Até hoje, a mãe não entende o que se passou. Sabe que os professores da escola de música, testemunhas da capacidade do filho, não foram chamados ao Conselho de Turma, que vetou a progressão de ano. Sabe que “até a professora do ensino especial, que nunca tinha feito nenhum teste ao André, disse não”.
Finalmente, o ano passou. André mudou de escola. Todavia viu-se forçado a frequentar o 6.º ano. “Porque lhe tinham cortado as pernas no ano passado”, insurge-se a mãe. Com o problema por resolver, em outubro é feita outra tentativa para permitir ao aluno avançar de ano. Os meses passaram sem que até maio os pais tivessem obtido retorno da parte da direção. Ainda assim, desta vez, tudo corria de forma diferente: mais recetividade da parte dos professores.
A própria escola andou à procura de respostas. Sem êxito, porque a legislação não é clara relativamente ao avanço em anos de fim de ciclo e sujeitos a exames nacionais. “Daí toda a ambiguidade e também receios por parte da escola de estar a fazer algo errado”, constata a mãe que diz compreender a situação.
Não compreende é o ziguezague percorrido a tentar desbloquear a vida escolar de André. Através de cartas, emails e telefonemas para as várias secções, secretarias e direções-gerais do Ministério da Educação e Ciência.

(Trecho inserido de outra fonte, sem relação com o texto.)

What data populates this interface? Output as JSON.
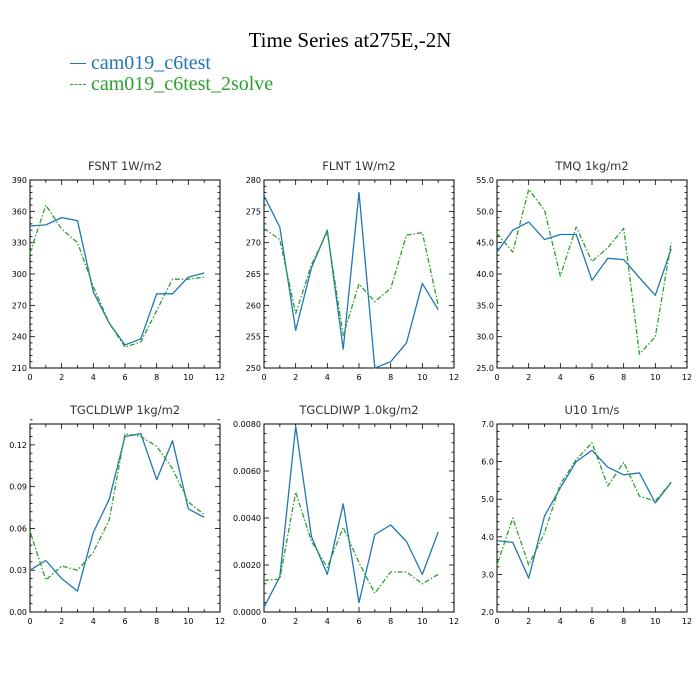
{
  "figure": {
    "title": "Time Series at275E,-2N",
    "legend": [
      {
        "name": "cam019_c6test",
        "color": "#1f77b4",
        "dash": "solid"
      },
      {
        "name": "cam019_c6test_2solve",
        "color": "#2ca02c",
        "dash": "dashed"
      }
    ]
  },
  "chart_data": [
    {
      "type": "line",
      "title": "FSNT   1W/m2",
      "x": [
        0,
        1,
        2,
        3,
        4,
        5,
        6,
        7,
        8,
        9,
        10,
        11
      ],
      "xlim": [
        0,
        12
      ],
      "xticks": [
        0,
        2,
        4,
        6,
        8,
        10,
        12
      ],
      "ylim": [
        210,
        390
      ],
      "yticks": [
        210,
        240,
        270,
        300,
        330,
        360,
        390
      ],
      "ytick_labels": [
        "210",
        "240",
        "270",
        "300",
        "330",
        "360",
        "390"
      ],
      "series": [
        {
          "name": "cam019_c6test",
          "values": [
            346,
            347,
            354,
            351,
            283,
            253,
            232,
            238,
            281,
            281,
            297,
            301
          ]
        },
        {
          "name": "cam019_c6test_2solve",
          "values": [
            320,
            366,
            343,
            330,
            288,
            253,
            230,
            235,
            265,
            295,
            295,
            297
          ]
        }
      ]
    },
    {
      "type": "line",
      "title": "FLNT   1W/m2",
      "x": [
        0,
        1,
        2,
        3,
        4,
        5,
        6,
        7,
        8,
        9,
        10,
        11
      ],
      "xlim": [
        0,
        12
      ],
      "xticks": [
        0,
        2,
        4,
        6,
        8,
        10,
        12
      ],
      "ylim": [
        250,
        280
      ],
      "yticks": [
        250,
        255,
        260,
        265,
        270,
        275,
        280
      ],
      "ytick_labels": [
        "250",
        "255",
        "260",
        "265",
        "270",
        "275",
        "280"
      ],
      "series": [
        {
          "name": "cam019_c6test",
          "values": [
            277.5,
            272.5,
            256,
            266,
            272,
            253,
            278,
            250,
            251,
            254,
            263.5,
            259.3
          ]
        },
        {
          "name": "cam019_c6test_2solve",
          "values": [
            272.3,
            270.5,
            258.7,
            266.5,
            271.7,
            255.2,
            263.4,
            260.6,
            262.7,
            271.2,
            271.6,
            260
          ]
        }
      ]
    },
    {
      "type": "line",
      "title": "TMQ   1kg/m2",
      "x": [
        0,
        1,
        2,
        3,
        4,
        5,
        6,
        7,
        8,
        9,
        10,
        11
      ],
      "xlim": [
        0,
        12
      ],
      "xticks": [
        0,
        2,
        4,
        6,
        8,
        10,
        12
      ],
      "ylim": [
        25,
        55
      ],
      "yticks": [
        25,
        30,
        35,
        40,
        45,
        50,
        55
      ],
      "ytick_labels": [
        "25.0",
        "30.0",
        "35.0",
        "40.0",
        "45.0",
        "50.0",
        "55.0"
      ],
      "series": [
        {
          "name": "cam019_c6test",
          "values": [
            43.5,
            47,
            48.3,
            45.5,
            46.3,
            46.3,
            39,
            42.5,
            42.3,
            39.4,
            36.6,
            44
          ]
        },
        {
          "name": "cam019_c6test_2solve",
          "values": [
            46.5,
            43.5,
            53.5,
            50.2,
            39.7,
            47.5,
            42,
            44.2,
            47.3,
            27.2,
            30,
            45
          ]
        }
      ]
    },
    {
      "type": "line",
      "title": "TGCLDLWP   1kg/m2",
      "x": [
        0,
        1,
        2,
        3,
        4,
        5,
        6,
        7,
        8,
        9,
        10,
        11
      ],
      "xlim": [
        0,
        12
      ],
      "xticks": [
        0,
        2,
        4,
        6,
        8,
        10,
        12
      ],
      "ylim": [
        0,
        0.135
      ],
      "yticks": [
        0,
        0.03,
        0.06,
        0.09,
        0.12
      ],
      "ytick_labels": [
        "0.00",
        "0.03",
        "0.06",
        "0.09",
        "0.12"
      ],
      "series": [
        {
          "name": "cam019_c6test",
          "values": [
            0.03,
            0.037,
            0.024,
            0.015,
            0.057,
            0.081,
            0.126,
            0.128,
            0.095,
            0.123,
            0.074,
            0.068
          ]
        },
        {
          "name": "cam019_c6test_2solve",
          "values": [
            0.058,
            0.023,
            0.033,
            0.03,
            0.043,
            0.066,
            0.128,
            0.126,
            0.119,
            0.103,
            0.079,
            0.07
          ]
        }
      ]
    },
    {
      "type": "line",
      "title": "TGCLDIWP   1.0kg/m2",
      "x": [
        0,
        1,
        2,
        3,
        4,
        5,
        6,
        7,
        8,
        9,
        10,
        11
      ],
      "xlim": [
        0,
        12
      ],
      "xticks": [
        0,
        2,
        4,
        6,
        8,
        10,
        12
      ],
      "ylim": [
        0,
        0.008
      ],
      "yticks": [
        0,
        0.002,
        0.004,
        0.006,
        0.008
      ],
      "ytick_labels": [
        "0.0000",
        "0.0020",
        "0.0040",
        "0.0060",
        "0.0080"
      ],
      "series": [
        {
          "name": "cam019_c6test",
          "values": [
            0.0002,
            0.0015,
            0.0079,
            0.0032,
            0.0016,
            0.0046,
            0.0004,
            0.0033,
            0.0037,
            0.003,
            0.0016,
            0.0034
          ]
        },
        {
          "name": "cam019_c6test_2solve",
          "values": [
            0.00135,
            0.0014,
            0.0051,
            0.003,
            0.0019,
            0.0036,
            0.0021,
            0.0008,
            0.0017,
            0.0017,
            0.0012,
            0.0016
          ]
        }
      ]
    },
    {
      "type": "line",
      "title": "U10   1m/s",
      "x": [
        0,
        1,
        2,
        3,
        4,
        5,
        6,
        7,
        8,
        9,
        10,
        11
      ],
      "xlim": [
        0,
        12
      ],
      "xticks": [
        0,
        2,
        4,
        6,
        8,
        10,
        12
      ],
      "ylim": [
        2,
        7
      ],
      "yticks": [
        2,
        3,
        4,
        5,
        6,
        7
      ],
      "ytick_labels": [
        "2.0",
        "3.0",
        "4.0",
        "5.0",
        "6.0",
        "7.0"
      ],
      "series": [
        {
          "name": "cam019_c6test",
          "values": [
            3.9,
            3.85,
            2.9,
            4.55,
            5.3,
            6.0,
            6.3,
            5.85,
            5.65,
            5.7,
            4.9,
            5.45
          ]
        },
        {
          "name": "cam019_c6test_2solve",
          "values": [
            3.25,
            4.5,
            3.25,
            4.1,
            5.4,
            6.05,
            6.5,
            5.35,
            5.98,
            5.08,
            4.95,
            5.45
          ]
        }
      ]
    }
  ]
}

Um labirinto de “ora ligue para ali”, “faça uma exposição a este”, “envie uma carta àquele”. Os destinatários - ministro da Educação, secretário de Estado do Ensino Básico - várias vezes repetidos.

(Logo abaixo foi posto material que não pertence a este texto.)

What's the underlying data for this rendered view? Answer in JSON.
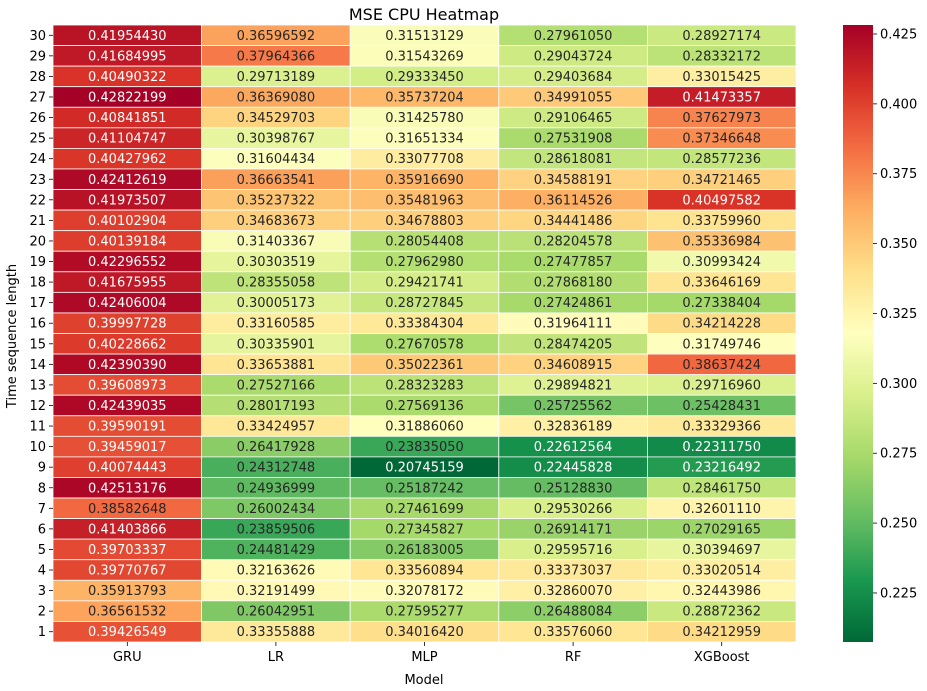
{
  "chart_data": {
    "type": "heatmap",
    "title": "MSE CPU Heatmap",
    "xlabel": "Model",
    "ylabel": "Time sequence length",
    "columns": [
      "GRU",
      "LR",
      "MLP",
      "RF",
      "XGBoost"
    ],
    "rows": [
      "30",
      "29",
      "28",
      "27",
      "26",
      "25",
      "24",
      "23",
      "22",
      "21",
      "20",
      "19",
      "18",
      "17",
      "16",
      "15",
      "14",
      "13",
      "12",
      "11",
      "10",
      "9",
      "8",
      "7",
      "6",
      "5",
      "4",
      "3",
      "2",
      "1"
    ],
    "values": [
      [
        0.4195443,
        0.36596592,
        0.31513129,
        0.2796105,
        0.28927174
      ],
      [
        0.41684995,
        0.37964366,
        0.31543269,
        0.29043724,
        0.28332172
      ],
      [
        0.40490322,
        0.29713189,
        0.2933345,
        0.29403684,
        0.33015425
      ],
      [
        0.42822199,
        0.3636908,
        0.35737204,
        0.34991055,
        0.41473357
      ],
      [
        0.40841851,
        0.34529703,
        0.3142578,
        0.29106465,
        0.37627973
      ],
      [
        0.41104747,
        0.30398767,
        0.31651334,
        0.27531908,
        0.37346648
      ],
      [
        0.40427962,
        0.31604434,
        0.33077708,
        0.28618081,
        0.28577236
      ],
      [
        0.42412619,
        0.36663541,
        0.3591669,
        0.34588191,
        0.34721465
      ],
      [
        0.41973507,
        0.35237322,
        0.35481963,
        0.36114526,
        0.40497582
      ],
      [
        0.40102904,
        0.34683673,
        0.34678803,
        0.34441486,
        0.3375996
      ],
      [
        0.40139184,
        0.31403367,
        0.28054408,
        0.28204578,
        0.35336984
      ],
      [
        0.42296552,
        0.30303519,
        0.2796298,
        0.27477857,
        0.30993424
      ],
      [
        0.41675955,
        0.28355058,
        0.29421741,
        0.2786818,
        0.33646169
      ],
      [
        0.42406004,
        0.30005173,
        0.28727845,
        0.27424861,
        0.27338404
      ],
      [
        0.39997728,
        0.33160585,
        0.33384304,
        0.31964111,
        0.34214228
      ],
      [
        0.40228662,
        0.30335901,
        0.27670578,
        0.28474205,
        0.31749746
      ],
      [
        0.4239039,
        0.33653881,
        0.35022361,
        0.34608915,
        0.38637424
      ],
      [
        0.39608973,
        0.27527166,
        0.28323283,
        0.29894821,
        0.2971696
      ],
      [
        0.42439035,
        0.28017193,
        0.27569136,
        0.25725562,
        0.25428431
      ],
      [
        0.39590191,
        0.33424957,
        0.3188606,
        0.32836189,
        0.33329366
      ],
      [
        0.39459017,
        0.26417928,
        0.2383505,
        0.22612564,
        0.2231175
      ],
      [
        0.40074443,
        0.24312748,
        0.20745159,
        0.22445828,
        0.23216492
      ],
      [
        0.42513176,
        0.24936999,
        0.25187242,
        0.2512883,
        0.2846175
      ],
      [
        0.38582648,
        0.26002434,
        0.27461699,
        0.29530266,
        0.3260111
      ],
      [
        0.41403866,
        0.23859506,
        0.27345827,
        0.26914171,
        0.27029165
      ],
      [
        0.39703337,
        0.24481429,
        0.26183005,
        0.29595716,
        0.30394697
      ],
      [
        0.39770767,
        0.32163626,
        0.33560894,
        0.33373037,
        0.33020514
      ],
      [
        0.35913793,
        0.32191499,
        0.32078172,
        0.3286007,
        0.32443986
      ],
      [
        0.36561532,
        0.26042951,
        0.27595277,
        0.26488084,
        0.28872362
      ],
      [
        0.39426549,
        0.33355888,
        0.3401642,
        0.3357606,
        0.34212959
      ]
    ],
    "colormap": "RdYlGn_r",
    "vmin": 0.20745159,
    "vmax": 0.42822199,
    "colorbar_ticks": [
      "0.225",
      "0.250",
      "0.275",
      "0.300",
      "0.325",
      "0.350",
      "0.375",
      "0.400",
      "0.425"
    ],
    "colorbar_tick_values": [
      0.225,
      0.25,
      0.275,
      0.3,
      0.325,
      0.35,
      0.375,
      0.4,
      0.425
    ]
  }
}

E, no entanto, o óbvio: André tira notas muito boas a quase todas as disciplinas. Como acontece com muitos sobredotados, não é excelente em todas as áreas. A Educação Física e a Educação Visual são os seus pontos fracos. Nada que merecesse o “castigo” de ter ficado preso no 6.º ano, um grande contratempo gerador de uma maior frustração. “Este ano letivo já devia estar no 7.º ano”, insiste a mãe. O final do ano letivo assim o ditou, finalmente. Mas a mãe não se conforma com o travão imposto ao filho e assume que, por sua vontade, André frequentaria já o 8.º ano.
Desde que entrou para o 1.º ciclo, André foi um nómada na escola, com périplo por quatro estabelecimentos de ensino. Por essa razão, lamenta a mãe, “nunca teve oportunidade de criar um núcleo de amigos, como muitos dos outros seus colegas”. A vida escolar não tem sido fácil e a mãe não está otimista quanto ao futuro. Vê o filho quase sem amizades, cabisbaixo. “Ele tenta integrar-se, mas com tudo o que passou vai ter sempre tendência para se isolar.”